Should you have to be a data archeologist with open data?
Have you ever come back to a dataset a few years after collecting it, and scratched your head over what Past You was thinking and what the variables and labels mean? Now, imagine it’s not Past You, but another researcher, and you are trying to use the dataset they released along with their paper five years ago.
As of this writing, it is very common to have Psychology journals require, at a minimum, a data availability statement, and more journals are pushing for authors to make their data publicly accessible, rather than just saying “data available on request.” Can you find someone’s dataset and how useful is it once you do?
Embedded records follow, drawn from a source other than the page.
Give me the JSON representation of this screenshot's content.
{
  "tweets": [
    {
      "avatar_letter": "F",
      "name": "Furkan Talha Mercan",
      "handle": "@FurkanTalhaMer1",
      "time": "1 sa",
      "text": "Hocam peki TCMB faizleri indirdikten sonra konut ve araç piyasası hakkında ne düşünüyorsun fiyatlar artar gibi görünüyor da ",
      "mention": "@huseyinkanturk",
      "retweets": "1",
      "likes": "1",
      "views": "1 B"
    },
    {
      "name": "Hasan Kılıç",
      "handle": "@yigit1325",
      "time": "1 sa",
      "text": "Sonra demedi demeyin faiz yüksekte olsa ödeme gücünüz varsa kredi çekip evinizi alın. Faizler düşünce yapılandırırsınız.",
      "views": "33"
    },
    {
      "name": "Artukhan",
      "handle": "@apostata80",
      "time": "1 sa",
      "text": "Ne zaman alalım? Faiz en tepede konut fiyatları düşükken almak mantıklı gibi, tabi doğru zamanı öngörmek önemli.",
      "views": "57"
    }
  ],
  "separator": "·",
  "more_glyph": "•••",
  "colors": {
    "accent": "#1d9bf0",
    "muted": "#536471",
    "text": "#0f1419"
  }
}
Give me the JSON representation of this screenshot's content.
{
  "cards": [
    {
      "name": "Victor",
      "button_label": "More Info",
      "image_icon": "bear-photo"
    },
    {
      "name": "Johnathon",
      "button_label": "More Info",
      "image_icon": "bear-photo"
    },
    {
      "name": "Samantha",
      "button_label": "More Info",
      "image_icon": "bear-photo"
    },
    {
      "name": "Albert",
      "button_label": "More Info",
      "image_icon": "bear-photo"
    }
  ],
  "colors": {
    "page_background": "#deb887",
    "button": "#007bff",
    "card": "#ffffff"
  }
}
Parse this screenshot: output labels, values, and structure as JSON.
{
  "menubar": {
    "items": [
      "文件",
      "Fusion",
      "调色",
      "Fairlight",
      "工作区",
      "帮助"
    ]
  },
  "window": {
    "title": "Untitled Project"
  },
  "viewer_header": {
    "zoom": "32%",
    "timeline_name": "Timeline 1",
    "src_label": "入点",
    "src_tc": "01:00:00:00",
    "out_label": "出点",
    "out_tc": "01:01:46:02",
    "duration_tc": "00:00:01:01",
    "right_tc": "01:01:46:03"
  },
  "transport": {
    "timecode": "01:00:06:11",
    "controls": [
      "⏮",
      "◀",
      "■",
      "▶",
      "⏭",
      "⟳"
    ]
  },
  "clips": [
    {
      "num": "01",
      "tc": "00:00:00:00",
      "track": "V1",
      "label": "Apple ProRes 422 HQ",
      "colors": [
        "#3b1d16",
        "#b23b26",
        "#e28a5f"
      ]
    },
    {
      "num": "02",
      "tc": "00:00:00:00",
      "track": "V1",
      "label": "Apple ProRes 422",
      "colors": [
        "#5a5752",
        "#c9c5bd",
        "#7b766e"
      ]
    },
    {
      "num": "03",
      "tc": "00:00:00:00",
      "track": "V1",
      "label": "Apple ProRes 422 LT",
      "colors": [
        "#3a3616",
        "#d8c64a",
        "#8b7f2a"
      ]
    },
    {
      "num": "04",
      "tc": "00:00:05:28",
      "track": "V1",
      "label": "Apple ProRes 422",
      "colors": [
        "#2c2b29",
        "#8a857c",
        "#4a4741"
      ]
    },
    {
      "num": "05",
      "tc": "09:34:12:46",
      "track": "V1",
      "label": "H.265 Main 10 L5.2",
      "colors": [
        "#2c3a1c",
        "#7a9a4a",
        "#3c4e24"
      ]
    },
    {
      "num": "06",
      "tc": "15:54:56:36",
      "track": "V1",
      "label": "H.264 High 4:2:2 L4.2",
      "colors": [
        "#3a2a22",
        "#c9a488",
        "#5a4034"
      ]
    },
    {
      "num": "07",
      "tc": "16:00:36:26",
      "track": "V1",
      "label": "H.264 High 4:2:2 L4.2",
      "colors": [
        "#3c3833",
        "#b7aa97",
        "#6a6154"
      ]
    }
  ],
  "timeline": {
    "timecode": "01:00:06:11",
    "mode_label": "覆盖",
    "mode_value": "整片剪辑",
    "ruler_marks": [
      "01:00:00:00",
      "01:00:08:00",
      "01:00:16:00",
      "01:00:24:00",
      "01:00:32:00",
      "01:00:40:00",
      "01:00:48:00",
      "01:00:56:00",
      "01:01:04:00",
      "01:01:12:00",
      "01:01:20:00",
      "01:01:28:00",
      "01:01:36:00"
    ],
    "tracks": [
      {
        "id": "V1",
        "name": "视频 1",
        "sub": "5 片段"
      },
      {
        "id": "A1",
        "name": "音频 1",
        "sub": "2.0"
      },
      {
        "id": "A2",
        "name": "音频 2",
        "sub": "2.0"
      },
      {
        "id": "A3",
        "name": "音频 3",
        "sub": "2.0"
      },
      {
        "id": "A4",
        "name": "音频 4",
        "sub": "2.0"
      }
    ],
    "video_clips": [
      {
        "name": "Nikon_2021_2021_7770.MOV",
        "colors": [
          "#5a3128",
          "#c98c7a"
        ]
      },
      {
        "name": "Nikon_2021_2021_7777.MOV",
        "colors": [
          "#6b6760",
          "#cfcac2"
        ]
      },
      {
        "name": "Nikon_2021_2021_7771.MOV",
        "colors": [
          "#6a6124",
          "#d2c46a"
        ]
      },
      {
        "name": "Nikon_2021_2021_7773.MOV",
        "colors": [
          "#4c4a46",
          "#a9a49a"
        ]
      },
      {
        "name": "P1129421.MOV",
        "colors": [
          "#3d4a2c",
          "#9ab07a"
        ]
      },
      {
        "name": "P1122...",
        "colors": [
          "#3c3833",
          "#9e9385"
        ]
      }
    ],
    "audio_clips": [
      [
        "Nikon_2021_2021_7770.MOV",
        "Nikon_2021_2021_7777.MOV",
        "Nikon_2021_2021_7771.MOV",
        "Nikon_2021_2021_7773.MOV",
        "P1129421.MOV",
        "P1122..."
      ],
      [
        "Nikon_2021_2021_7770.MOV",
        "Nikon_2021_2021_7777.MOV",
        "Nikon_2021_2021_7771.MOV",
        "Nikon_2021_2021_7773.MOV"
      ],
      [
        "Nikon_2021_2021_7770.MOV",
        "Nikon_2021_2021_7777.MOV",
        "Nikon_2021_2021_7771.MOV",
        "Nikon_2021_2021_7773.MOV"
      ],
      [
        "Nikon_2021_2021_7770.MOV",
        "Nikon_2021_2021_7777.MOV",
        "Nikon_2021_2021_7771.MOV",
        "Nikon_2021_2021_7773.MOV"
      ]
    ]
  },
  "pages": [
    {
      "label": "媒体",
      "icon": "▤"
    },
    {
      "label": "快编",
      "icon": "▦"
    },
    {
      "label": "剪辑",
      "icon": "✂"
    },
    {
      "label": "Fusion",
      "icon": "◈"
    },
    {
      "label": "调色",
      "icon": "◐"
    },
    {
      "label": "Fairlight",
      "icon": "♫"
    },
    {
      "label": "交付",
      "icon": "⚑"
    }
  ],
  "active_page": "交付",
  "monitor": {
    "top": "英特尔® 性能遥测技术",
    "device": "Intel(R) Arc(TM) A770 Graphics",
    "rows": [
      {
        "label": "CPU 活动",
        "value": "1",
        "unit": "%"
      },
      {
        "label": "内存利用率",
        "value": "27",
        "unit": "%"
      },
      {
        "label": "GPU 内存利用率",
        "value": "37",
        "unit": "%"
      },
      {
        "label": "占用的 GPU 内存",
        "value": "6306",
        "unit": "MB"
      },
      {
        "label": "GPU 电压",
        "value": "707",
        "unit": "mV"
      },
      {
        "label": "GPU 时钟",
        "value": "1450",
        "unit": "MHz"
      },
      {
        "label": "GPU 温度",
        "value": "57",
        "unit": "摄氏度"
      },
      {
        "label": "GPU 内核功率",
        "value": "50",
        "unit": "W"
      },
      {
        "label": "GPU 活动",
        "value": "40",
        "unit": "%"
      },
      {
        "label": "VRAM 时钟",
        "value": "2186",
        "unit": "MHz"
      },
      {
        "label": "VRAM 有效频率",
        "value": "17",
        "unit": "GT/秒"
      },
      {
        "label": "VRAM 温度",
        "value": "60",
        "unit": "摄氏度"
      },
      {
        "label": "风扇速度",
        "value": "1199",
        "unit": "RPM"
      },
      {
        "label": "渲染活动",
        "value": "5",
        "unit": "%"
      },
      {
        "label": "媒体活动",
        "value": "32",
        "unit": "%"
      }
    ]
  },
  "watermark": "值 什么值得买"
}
John Towse, David Ellis, and Andrea Towse asked, in their recent Behavioral Research Methods paper, how often Psychologists make their data available in a publicly-accessible way, and whether the datasets they could find were useful on their own.
Open means useful, right?
To get a sense of the landscape here, the authors looked across fifteen Psychology journals, examining 2243 papers published between 2014-2017 to see whether they provided open, publicly accessible, data and how usable that data was on its own. They found that relatively few papers – on the order of 4% across their entire set of sampled papers – made data publicly available, and that only a subset of these datasets was fully usable on their own.
Digging into data from an old project of one’s own always involves a certain degree of data archeology, even if one keeps fastidious notes on every detail of the experiment and analysis, and this is exacerbated when one is sifting through someone else’s dataset without the benefit of asking them about what they did and why they did it. So, you might be spending your time trying to sift out the data you need from the less useful elements in the datafiles, and you might then not be able to make sense of the data if you don’t know what you’re looking at.
Now, to take the archeological metaphor further, it’s probably not very useful to just throw the data somewhere and have some kind of data midden that other researchers can dig through, although that’s pretty much what the pile of old computers in the corner of the lab is (hopefully that one from 2005 still boots). It is a lot more useful if there’s some organization, and some hope that a future researcher might be able to find what they’re looking for. Except that, as Towse and colleagues note, just being able to find the data isn’t enough if you can’t make sense of it – to take an archeological example, finding a Linear A tablet, if you are an archeologist on a dig in Greece, tells you something, but since we cannot read Linear A, there is a huge amount you would miss without the ability to make sense of the inscription.
Simplifying the data dig
Having evaluated the 71 datasets they were able to access, Towse and colleagues found that many of them were not as usable as one might hope. For example, a dataset in a proprietary format, like the files used natively by SPSS, might as well be in Linear A if one does not have a license for the software to read them. So, then, how might one might make it easier for a fellow researcher to use data that is posted publicly? Assuming, first, that you haven’t coded your data in a dead language that cannot be read by any living souls (not a recommended solution to the problem of sensitive data), one key recommendation of this paper is to include a data dictionary or read me file along with your dataset. Yes, this is extra work, but if it’s there, your colleagues (or even you) will know what they’re looking at, and don’t mistake your condition variable for the participant’s response, or something equally odd.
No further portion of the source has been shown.